After many months of being completely distracted by… well, life, I’m finally going through my travel journals and converting scribbles into coherent stories that actually make sense to other humans. Seems that where I left off was my trip to France in the summer of 2016.
During my time abroad in Northern Ireland, I made friends with some German students as well as some French students. Two years on, some of my German friends decided we should road trip to France to meet up with our French friends. This is how I ended up in the back seat of a rather large rental vehicle surrounded by three German men and drinking a bit of wine to cope with the insanity of the situation.
It was a good thing that I drank early and slept well, because in the wee hours of the morning it fell to the American, the only one with significant experience on long-distance driving overnight, to take us the last couple of the hours to our destination. Turns out those years of driving between Missouri and Virginia in one straight shot really paid off!
Anyway, the three Musketeers and I arrived at the home of one of our friends somewhere between 4am and 5am. Our French friends kindly let us in and helped us get settled before we all passed out for a few hours. I probably should have drank more wine after that to help me sleep, because I only managed to sleep an additional two to three hours before I was up and running around. After everyone woke and had breakfast, we had our first adventure in the August sun of Southern France.
Avignon: A Pope’s Home Away from Rome
I was only just getting my whits about me when we pulled into a parking space in Avignon. We pasty white people slapped on some sun screen before heading into the heart of the town.
After a light lunch, we started exploring. The first place we stopped by was the Palais des Papes, or the Papal Palace. Construction of the palace began in 1252 CE, but it wasn’t until 1309 that it became the residence of the popes and seat of Western Christianity. Avignon remained the papal home until 1364.
The Papal Palace is actually quite a massive thing. We walked to the chapel entrance, and decided to go inside for a few minutes. I was so glad we did, as the August heat was getting to be quite intense around mid-day, and the chapel was incredibly cool and relaxing. Pro tip: Always go in the church if it’s summer and you’re in a hot place. The cool stones keep the heat out. And yes, it took me going to Southern France in August to figure this out!
After we left the chapel, we wandered the streets, stopped for ice cream which was very hard to order since I don’t speak a lick of French, and eventually meandered towards the river.
At the the Rhône, we found Pont Saint-Bénézet. This bridge was originally constructed in the late 1100s. The bridge was later destroyed in war, rebuilt, and destroyed some more when the floods came. Eventually they decided to give up on the bridge, so now only half a bridge stands across the river. Talk about infrastructure problems…
Now, this useless bit of stones serves as a tourist attraction for people like me and the Germans. I can only imagine how annoying it must be for the poor locals to have half a bridge that everyone who visits is so amazed by for some reason. After we walked around on the bridge, we decided to buy some groceries and call it a day.
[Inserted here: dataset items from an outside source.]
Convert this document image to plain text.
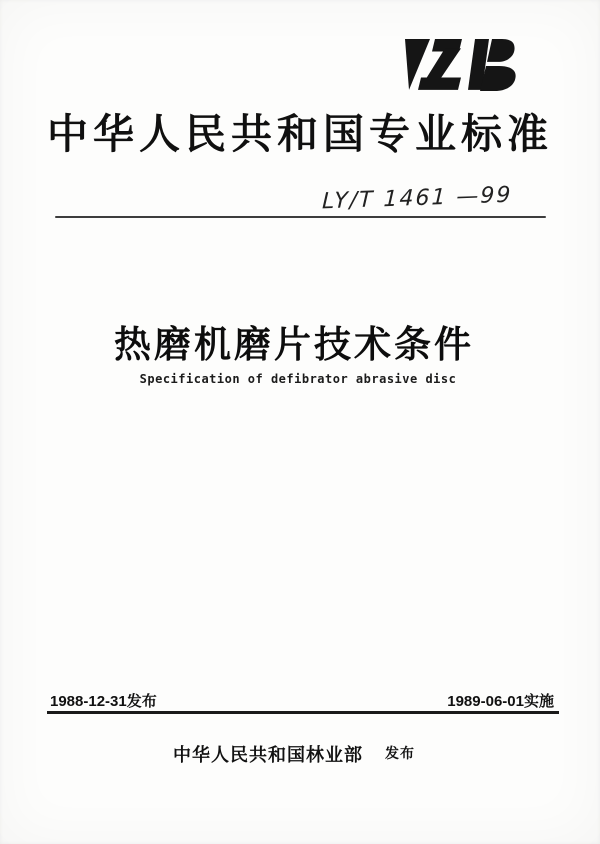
中华人民共和国专业标准
LY/T 1461 —99
热磨机磨片技术条件
Specification of defibrator abrasive disc
1988-12-31发布	1989-06-01实施
中华人民共和国林业部 发布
Two French Villages: Roussillon & Gordes
Our next day’s adventure was to the village nearest to us: Roussillon. We walked through the fields of grape vines under the incredibly hot French summer sun before making the march up the hill into the village.
I don’t know what I was expecting, but the whole place seemed to me to be a quintessential French village of southern France. Stone shops and houses, grape vines growing on buildings, local artists, wine cellars, and of course, bakeries.
Although the village itself is cute, our first stop in the village was more… geological. Right at the edge of the village you can pay a small fee to enter onto the ochre trail. Ochre is an orange-ish pigment found in the clay deposits of the soil there. In the past, the village people made their living mining the pigment and processing it to be used in a variety of industries. Today, you can take a short walk through the mine area and feel like you’re on Mars.
After that we filled our water bottles and headed off to explore the village some more. We wandered through an antiquated cemetery, bought a bottle of local wine, watched an artist at work, and stole moments in the shade of the grape vines and sparse trees.
Later in the afternoon we ventured back to our little vacation home and took a nap to escape the summer heat. Very necessary.
We roused ourselves in the evening so that we could make it to another village in time for the sunset. Gordes is a quite popular village in the area, and with good reason. I have heard it argued that Gordes is one of the most beautiful places to visit in southern France. Sitting on a rocky outcrop facing the village is one of the best ways to enjoy the golden light of a sunset, and walking through the narrow cobble-stone streets is a bit like stepping into a French fairy-tale land.
Now that I’ve done a bit of research into the village, I see that there is quite a bit of history in the small place, although we mostly just enjoyed wandering around and made a quick stop into a historic-looking church.
If you’re in the area, I would definitely recommend stopping by here.